Primary and residual cluster assignments are incorporated as covariates in Cox proportional hazards models, enhancing the concordance index (e.g., from 0.741 to 0.855 in TCGA LGG). This establishes CN-SBM’s clusters as robust prognostic markers that improve upon stratification based on large-scale CNV features alone.

Visualization of Clonal Structure:

Alluvial (Sankey) diagrams are used to illustrate the splitting of samples from primary to secondary clusters, providing insights into clonal evolution and residual variation.

Benchmarked Model Fit:

CN-SBM achieves higher model fit metrics, such as ICL and held-out likelihood, compared to alternative block models, demonstrating its interpretability and practical effectiveness for discrete CNV data.

7. Extensions and Theoretical Guarantees

Spectral Testing and Consistency:

Theoretical analysis shows that, under correct specification and sufficient separation among block parameters, CN-SBM’s residual matrix spectral tests are asymptotically powerful, and sequential testing provides consistent estimation of the number of clusters. If additional structure is present in the data, the test statistic grows with the size of the network, indicating full power against alternatives (Lei, 2014).
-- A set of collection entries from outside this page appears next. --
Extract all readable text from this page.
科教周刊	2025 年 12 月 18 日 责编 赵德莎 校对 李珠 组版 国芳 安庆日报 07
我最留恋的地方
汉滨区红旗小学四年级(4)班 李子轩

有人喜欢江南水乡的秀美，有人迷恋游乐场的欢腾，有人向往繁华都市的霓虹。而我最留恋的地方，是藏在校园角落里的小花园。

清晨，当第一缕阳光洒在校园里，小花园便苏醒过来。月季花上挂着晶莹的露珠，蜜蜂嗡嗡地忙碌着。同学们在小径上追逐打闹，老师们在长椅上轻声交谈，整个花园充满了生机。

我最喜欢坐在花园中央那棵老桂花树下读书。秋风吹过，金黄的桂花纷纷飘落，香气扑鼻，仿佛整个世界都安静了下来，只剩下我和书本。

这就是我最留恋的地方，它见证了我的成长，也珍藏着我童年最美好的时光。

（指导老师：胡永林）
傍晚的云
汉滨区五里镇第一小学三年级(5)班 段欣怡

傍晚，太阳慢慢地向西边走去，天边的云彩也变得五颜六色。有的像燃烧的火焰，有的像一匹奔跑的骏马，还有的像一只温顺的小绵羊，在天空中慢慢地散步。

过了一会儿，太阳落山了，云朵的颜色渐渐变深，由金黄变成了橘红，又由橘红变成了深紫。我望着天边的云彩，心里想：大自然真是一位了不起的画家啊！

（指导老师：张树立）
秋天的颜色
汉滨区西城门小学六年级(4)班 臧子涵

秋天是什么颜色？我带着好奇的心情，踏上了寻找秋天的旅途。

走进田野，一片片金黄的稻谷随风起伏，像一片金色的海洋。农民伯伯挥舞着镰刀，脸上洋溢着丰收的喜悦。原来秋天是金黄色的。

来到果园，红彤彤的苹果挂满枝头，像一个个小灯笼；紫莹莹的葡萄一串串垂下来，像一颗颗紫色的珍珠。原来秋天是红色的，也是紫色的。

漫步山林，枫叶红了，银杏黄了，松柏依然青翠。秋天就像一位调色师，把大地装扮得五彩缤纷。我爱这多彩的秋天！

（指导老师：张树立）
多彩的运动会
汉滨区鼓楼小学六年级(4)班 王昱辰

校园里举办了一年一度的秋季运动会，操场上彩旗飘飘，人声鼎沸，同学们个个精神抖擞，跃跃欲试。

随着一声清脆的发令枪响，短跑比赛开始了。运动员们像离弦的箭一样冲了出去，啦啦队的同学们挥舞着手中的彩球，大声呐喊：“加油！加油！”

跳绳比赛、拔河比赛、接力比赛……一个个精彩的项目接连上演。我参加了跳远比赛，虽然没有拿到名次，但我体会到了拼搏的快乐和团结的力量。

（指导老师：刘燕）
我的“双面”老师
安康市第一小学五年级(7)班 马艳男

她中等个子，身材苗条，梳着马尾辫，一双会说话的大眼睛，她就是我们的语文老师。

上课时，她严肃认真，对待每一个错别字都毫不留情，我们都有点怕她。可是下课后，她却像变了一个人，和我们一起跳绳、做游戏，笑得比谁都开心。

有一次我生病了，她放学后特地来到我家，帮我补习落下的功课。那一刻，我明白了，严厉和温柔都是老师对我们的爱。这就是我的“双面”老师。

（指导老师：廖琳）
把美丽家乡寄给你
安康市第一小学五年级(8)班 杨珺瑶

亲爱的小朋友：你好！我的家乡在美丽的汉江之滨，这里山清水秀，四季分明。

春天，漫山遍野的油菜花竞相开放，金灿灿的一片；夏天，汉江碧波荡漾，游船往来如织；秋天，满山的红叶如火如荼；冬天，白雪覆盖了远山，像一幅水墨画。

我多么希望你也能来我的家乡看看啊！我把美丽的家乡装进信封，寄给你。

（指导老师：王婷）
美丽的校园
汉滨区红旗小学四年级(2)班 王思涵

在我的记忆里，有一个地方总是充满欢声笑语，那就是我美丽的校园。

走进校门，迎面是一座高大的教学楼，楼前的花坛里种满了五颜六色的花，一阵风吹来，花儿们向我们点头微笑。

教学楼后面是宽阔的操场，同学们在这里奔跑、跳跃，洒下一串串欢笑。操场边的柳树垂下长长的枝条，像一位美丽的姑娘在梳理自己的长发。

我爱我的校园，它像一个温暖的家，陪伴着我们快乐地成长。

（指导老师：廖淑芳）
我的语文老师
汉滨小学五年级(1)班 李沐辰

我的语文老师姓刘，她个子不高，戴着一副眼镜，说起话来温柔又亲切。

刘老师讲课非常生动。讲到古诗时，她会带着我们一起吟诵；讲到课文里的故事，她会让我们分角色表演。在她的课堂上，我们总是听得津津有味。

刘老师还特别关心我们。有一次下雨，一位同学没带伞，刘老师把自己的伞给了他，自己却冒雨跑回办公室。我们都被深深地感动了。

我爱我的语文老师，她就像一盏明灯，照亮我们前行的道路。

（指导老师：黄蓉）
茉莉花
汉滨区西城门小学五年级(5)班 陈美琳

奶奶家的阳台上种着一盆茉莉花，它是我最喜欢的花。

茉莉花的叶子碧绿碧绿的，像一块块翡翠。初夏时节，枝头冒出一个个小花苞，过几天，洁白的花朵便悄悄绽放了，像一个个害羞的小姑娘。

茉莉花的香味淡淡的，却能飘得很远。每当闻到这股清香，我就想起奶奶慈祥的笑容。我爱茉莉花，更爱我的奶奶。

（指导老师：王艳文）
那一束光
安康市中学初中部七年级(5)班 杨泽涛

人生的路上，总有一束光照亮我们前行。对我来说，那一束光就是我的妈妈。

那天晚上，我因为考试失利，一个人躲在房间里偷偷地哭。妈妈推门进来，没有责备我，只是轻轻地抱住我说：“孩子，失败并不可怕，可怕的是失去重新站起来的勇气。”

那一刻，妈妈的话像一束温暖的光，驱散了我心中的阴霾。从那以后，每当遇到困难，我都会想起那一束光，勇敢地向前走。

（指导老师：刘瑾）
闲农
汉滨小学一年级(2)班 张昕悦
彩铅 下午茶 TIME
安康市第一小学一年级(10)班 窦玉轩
Detection Limits and Adaptivity:

Bayesian frameworks underpin the detectability of fine-scale modular structure and capacity to avoid overfitting, leveraging hierarchical priors and information-theoretic description length criteria (Peixoto, 2017). For non-conjugate edge models and networks with unknown block numbers, RJMCMC and generalized allocation priors enable flexible and robust inference (Ludkin, 2019).

In summary, the Copy Number Stochastic Block Model represents a categorical, bipartite extension of stochastic block models, specifically designed for primary and residual CNV analysis. With a two-stage decomposition, scalable variational inference, and spectral model checking, CN-SBM enables principled discovery and quantification of tumor heterogeneity, with direct implications for clinical outcome prediction and genomic research applications.